The director who hates Madonna with a passion: “I’ll never forgive her for it”

Any director who hires an objectively bad actor to play the lead role in their movie runs the risk of having them sink the entire film with another lamentable performance, but that wasn’t the reason why one filmmaker developed a searing hatred for Madonna.

Let’s face it, she’s not good. If science calls somebody the worst actor in the history of cinema, then it’s hard to argue. The ‘Queen of Pop’ has had her moments, but for the most part, her feature-length credits are comprised almost entirely of woeful turns, terrible films, and woeful turns in terrible films.

She eventually grew cognisant of the constant critical drubbings that she was taking, and decided the best way to counteract them was with a spot of self-sabotage. However, blasting her latest film before it had even been released was hardly conducive to its prospects, and it seriously pissed off Abel Ferrara.
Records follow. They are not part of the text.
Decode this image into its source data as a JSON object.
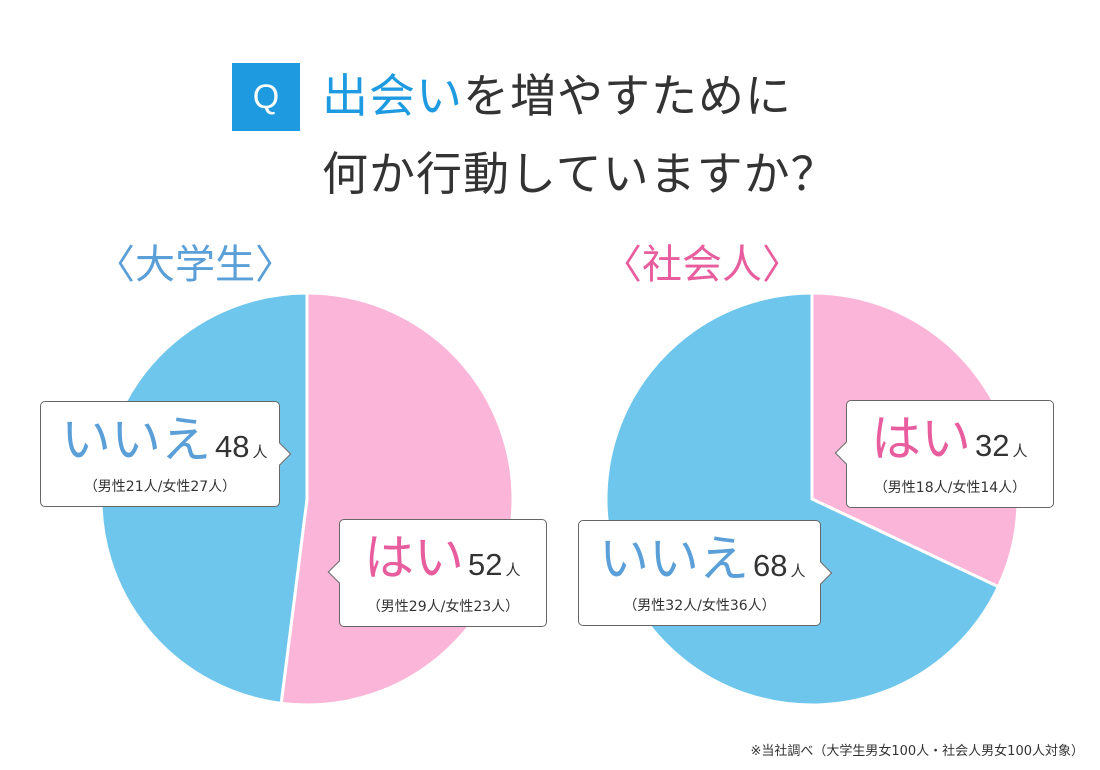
{
  "question": {
    "badge": "Q",
    "line1_accent": "出会い",
    "line1_rest": "を増やすために",
    "line2": "何か行動していますか？"
  },
  "colors": {
    "yes": "#fbb5d8",
    "no": "#6ec6ec",
    "accent": "#1e9be0",
    "blue_text": "#5b9fd8",
    "pink_text": "#e85d9e"
  },
  "chart_data": [
    {
      "type": "pie",
      "title": "〈大学生〉",
      "slices": [
        {
          "label": "はい",
          "value": 52,
          "unit": "人",
          "breakdown": "（男性29人/女性23人）",
          "color": "#fbb5d8"
        },
        {
          "label": "いいえ",
          "value": 48,
          "unit": "人",
          "breakdown": "（男性21人/女性27人）",
          "color": "#6ec6ec"
        }
      ]
    },
    {
      "type": "pie",
      "title": "〈社会人〉",
      "slices": [
        {
          "label": "はい",
          "value": 32,
          "unit": "人",
          "breakdown": "（男性18人/女性14人）",
          "color": "#fbb5d8"
        },
        {
          "label": "いいえ",
          "value": 68,
          "unit": "人",
          "breakdown": "（男性32人/女性36人）",
          "color": "#6ec6ec"
        }
      ]
    }
  ],
  "footnote": "※当社調べ（大学生男女100人・社会人男女100人対象）"
}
By the time his drama, Dangerous Game, began shooting in February 1993, everybody knew Madonna was a rubbish actor. At the time, she’d already won two Razzies for ‘Worst Actress’ and been nominated another four times, but the bullish auteur felt like she’d be well-equipped to play Sarah Jennings in his film about filmmaking.

It was Ferrara’s ninth feature, tenth if you include that time he helmed a porno, so he knew what he was getting himself into. That said, what he didn’t expect was for his leading lady to launch a pre-emptive attack on the picture, saying, “I don’t think it should be called Dangerous Game, it should be called The Bad Director.”

She accused Ferrara of sabotaging her performance, leaving her in tears at an early screening. “Madonna killed it,” Ferrara told The AV Club. “The first impression people get on a movie is the one that never gets out of their mind. So after Madonna got so trashed for doing Body of Evidence, she thought she was going to beat critics to the punch and badmouth the film. And she actually got good reviews.”

What little buzz there was for Dangerous Game had evaporated by the time it was released, thanks in part to Madge denigrating the movie and its director before anyone had a chance to form their own opinion. It bombed thunderously at the box office, and yet, she managed to avoid another Razzie nod.

She’d been shortlisted the year before for her documentary, Truth or Dare, and she added another ‘Worst Actress’ prize to her collection for Body of Evidence, which arrived in cinemas ten months before Dangerous Game. Ironically, the one she slated in public got off scot-free, leaving Ferrara fuming.

“She never got a good review from the Voice or The New York Times in her life, but she got good reviews for this movie, which she came out and trashed,” he raged. “I’ll never forgive her for it.” It’s never a good look for an actor to belittle their own film, especially when it wasn’t even close to being the worst one they’d starred in that year.